The Calcineurin-Binding, Activity-Dependent Splice Variant Dynamin1xb Is Highly Enriched in Synapses in Various Regions of the Central Nervous System.

In the present study, we generated and characterized a splice site-specific monoclonal antibody that selectively detects the calcineurin-binding dynamin1 splice variant dynamin1xb. Calcineurin is a Ca2+-regulated phosphatase that enhances dynamin1 activity and is an important Ca2+-sensing mediator of homeostatic synaptic plasticity in neurons. Using this dynamin1xb-specific antibody, we found dynamin1xb highly enriched in synapses of all analyzed brain regions. In photoreceptor ribbon synapses, dynamin1xb was enriched in close vicinity to the synaptic ribbon in a manner indicative of a peri-active zone immunolabeling.
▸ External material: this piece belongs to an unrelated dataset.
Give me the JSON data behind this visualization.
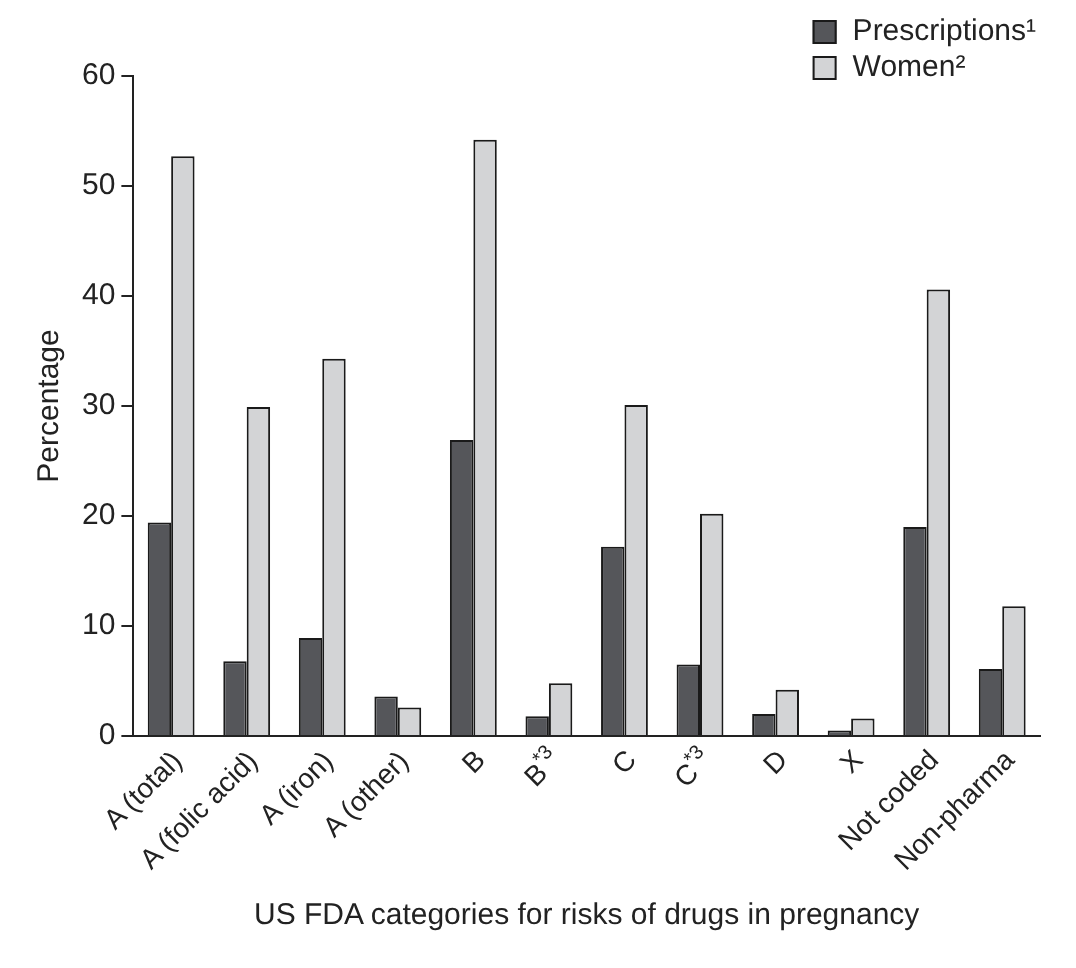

Interestingly, in dark-adapted mice we observed an enhanced and selective enrichment of dynamin1xb in both synaptic layers of the retina in comparison to light-adapted mice. This could be due to an illumination-dependent recruitment of dynamin1xb to retinal synapses and/or due to a darkness-induced increase of dynamin1xb biosynthesis. These latter findings indicate that dynamin1xb is part of a versatile and highly adjustable, activity-regulated endocytic synaptic machinery.